Posted on • Originally published at aideazz.hashnode.dev

Oracle Cloud Free Tier for Production AI Agents: What Actually Works

Originally published on AIdeazz — cross-posted here with canonical link.

Most developers dismiss Oracle Cloud's free tier as a student sandbox. They're wrong. I've been running production AI agents on it for months — serving real customers, handling thousands of requests, maintaining five-nines uptime. The infrastructure is solid, but you need to understand its sharp edges and work within specific constraints.

The Free Tier Reality Check

Oracle gives you 4 ARM cores, 24GB RAM, and 200GB storage split across VMs.
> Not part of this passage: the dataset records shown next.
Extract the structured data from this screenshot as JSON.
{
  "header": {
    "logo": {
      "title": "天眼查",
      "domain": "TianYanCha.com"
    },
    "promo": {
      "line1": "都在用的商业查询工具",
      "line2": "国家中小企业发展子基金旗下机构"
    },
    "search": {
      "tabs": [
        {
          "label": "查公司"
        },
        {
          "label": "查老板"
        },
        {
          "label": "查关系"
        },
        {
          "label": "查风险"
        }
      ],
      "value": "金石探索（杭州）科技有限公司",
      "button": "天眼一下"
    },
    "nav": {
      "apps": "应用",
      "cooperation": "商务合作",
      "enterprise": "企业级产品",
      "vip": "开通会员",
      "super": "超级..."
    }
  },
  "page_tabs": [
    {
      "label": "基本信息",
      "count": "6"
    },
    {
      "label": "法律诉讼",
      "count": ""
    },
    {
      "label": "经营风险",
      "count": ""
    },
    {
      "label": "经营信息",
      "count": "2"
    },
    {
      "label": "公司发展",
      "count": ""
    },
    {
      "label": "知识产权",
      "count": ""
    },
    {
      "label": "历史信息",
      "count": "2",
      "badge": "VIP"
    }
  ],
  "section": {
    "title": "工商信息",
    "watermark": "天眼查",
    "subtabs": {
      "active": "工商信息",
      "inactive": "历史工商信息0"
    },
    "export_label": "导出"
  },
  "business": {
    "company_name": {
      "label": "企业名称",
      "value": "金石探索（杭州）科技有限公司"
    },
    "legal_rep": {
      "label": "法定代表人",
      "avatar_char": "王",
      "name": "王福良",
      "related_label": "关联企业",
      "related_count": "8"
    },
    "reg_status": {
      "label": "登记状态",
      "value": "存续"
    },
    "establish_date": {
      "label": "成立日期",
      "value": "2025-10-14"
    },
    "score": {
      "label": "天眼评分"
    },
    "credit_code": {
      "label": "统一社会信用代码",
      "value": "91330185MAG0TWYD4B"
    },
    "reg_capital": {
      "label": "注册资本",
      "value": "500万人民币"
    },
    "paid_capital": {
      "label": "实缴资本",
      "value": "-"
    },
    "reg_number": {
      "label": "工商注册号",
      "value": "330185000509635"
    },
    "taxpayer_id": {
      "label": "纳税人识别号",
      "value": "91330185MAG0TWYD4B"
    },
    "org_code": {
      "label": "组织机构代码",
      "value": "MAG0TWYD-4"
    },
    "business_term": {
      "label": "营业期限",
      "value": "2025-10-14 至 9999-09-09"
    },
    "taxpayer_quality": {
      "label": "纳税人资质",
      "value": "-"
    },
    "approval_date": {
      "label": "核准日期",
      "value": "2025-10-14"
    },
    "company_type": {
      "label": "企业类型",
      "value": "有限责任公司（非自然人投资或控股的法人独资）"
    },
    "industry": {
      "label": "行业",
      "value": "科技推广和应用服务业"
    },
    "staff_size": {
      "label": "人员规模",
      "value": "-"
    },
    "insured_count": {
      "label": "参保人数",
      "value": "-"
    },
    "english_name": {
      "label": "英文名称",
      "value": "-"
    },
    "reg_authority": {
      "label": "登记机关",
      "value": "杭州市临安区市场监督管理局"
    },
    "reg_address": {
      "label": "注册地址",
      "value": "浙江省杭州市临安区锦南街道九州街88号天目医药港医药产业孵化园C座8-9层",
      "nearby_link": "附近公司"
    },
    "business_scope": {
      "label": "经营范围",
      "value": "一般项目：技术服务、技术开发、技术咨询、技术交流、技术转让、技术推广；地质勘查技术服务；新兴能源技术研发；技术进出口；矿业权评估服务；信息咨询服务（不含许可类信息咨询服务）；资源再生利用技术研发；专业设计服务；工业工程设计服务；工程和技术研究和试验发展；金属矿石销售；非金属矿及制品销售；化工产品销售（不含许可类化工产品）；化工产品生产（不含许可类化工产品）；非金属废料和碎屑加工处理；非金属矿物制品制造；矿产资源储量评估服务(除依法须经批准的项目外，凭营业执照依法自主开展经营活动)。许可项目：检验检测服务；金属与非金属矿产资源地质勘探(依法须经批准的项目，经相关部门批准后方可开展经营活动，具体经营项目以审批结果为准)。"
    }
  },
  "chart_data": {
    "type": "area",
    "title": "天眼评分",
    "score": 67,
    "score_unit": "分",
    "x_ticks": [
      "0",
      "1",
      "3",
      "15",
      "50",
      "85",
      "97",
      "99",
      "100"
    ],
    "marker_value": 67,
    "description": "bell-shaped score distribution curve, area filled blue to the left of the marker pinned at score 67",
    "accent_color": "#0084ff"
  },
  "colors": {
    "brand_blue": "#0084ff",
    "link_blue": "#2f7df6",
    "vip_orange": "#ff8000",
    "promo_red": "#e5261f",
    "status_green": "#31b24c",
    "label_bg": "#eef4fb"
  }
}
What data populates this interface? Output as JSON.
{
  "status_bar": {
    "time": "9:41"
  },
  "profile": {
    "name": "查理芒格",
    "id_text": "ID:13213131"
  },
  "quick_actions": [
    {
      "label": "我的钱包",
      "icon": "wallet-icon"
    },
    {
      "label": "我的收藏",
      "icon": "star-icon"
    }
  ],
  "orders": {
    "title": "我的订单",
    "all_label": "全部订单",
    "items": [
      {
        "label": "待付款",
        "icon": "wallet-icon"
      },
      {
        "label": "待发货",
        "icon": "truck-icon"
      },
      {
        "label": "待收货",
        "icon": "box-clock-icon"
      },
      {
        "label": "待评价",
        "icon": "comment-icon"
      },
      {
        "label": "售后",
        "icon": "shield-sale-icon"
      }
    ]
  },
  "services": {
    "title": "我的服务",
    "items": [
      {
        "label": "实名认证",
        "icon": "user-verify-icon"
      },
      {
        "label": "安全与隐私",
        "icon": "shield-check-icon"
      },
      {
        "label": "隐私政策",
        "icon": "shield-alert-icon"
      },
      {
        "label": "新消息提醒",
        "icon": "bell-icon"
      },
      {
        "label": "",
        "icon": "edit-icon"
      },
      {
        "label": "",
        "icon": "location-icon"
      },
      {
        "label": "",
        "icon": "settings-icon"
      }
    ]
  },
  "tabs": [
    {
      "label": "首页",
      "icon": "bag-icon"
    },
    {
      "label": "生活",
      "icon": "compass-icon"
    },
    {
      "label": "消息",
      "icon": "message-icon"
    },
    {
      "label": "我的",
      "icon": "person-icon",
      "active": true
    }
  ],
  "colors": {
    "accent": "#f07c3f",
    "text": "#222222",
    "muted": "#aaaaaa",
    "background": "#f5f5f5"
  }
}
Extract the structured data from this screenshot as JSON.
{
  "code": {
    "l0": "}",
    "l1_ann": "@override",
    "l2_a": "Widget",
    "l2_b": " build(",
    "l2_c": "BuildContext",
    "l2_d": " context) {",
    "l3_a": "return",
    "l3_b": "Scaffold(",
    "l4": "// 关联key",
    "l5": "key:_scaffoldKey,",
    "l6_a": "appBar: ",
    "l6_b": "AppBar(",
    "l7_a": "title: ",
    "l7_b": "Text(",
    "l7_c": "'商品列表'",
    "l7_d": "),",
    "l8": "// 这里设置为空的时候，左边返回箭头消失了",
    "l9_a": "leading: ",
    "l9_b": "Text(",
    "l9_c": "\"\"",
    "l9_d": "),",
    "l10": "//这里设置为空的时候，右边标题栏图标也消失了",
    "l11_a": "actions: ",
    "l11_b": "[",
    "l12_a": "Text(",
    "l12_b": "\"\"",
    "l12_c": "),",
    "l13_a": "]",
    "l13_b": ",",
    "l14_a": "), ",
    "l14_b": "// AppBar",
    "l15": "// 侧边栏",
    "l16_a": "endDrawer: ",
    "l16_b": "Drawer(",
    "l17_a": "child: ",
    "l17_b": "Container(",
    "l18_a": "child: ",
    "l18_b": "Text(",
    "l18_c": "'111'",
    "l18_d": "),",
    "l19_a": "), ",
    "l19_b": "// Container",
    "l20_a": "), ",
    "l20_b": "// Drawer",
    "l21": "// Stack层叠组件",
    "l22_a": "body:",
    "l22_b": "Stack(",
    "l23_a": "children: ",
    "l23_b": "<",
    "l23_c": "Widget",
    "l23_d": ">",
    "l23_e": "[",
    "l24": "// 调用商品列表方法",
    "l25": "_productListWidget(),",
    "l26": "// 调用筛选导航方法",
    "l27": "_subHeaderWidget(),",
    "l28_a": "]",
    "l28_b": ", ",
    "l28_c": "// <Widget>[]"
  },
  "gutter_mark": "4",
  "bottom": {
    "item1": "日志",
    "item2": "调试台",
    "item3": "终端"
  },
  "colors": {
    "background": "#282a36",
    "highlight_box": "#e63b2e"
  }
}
Plus an Autonomous Database with 20GB storage and APEX for quick frontends. That's more generous than AWS or GCP free tiers, but the real value isn't the specs — it's the production-grade features they don't gate behind paywalls.

Here's what I actually run on Oracle Cloud free tier AI infrastructure:

  • Multi-agent orchestration system routing between Groq and Claude
  • WhatsApp and Telegram bot endpoints
  • Vector storage for RAG pipelines
  • Real-time monitoring and alerting
  • Backup failover instances

The catch? You get two VMs maximum. That forces architectural decisions most cloud-native developers aren't used to making. You can't spin up a new instance for every microservice. You need to think like you're managing physical servers again.

VM Shapes and Agent Architecture

Oracle's free ARM shapes (VM.Standard.A1.Flex) are surprisingly capable for AI workloads. I run a primary orchestrator on one 2-core/12GB instance and a failover on the second. The orchestrator doesn't run models — it routes requests to external APIs (Groq for speed, Claude for complex reasoning) and manages state.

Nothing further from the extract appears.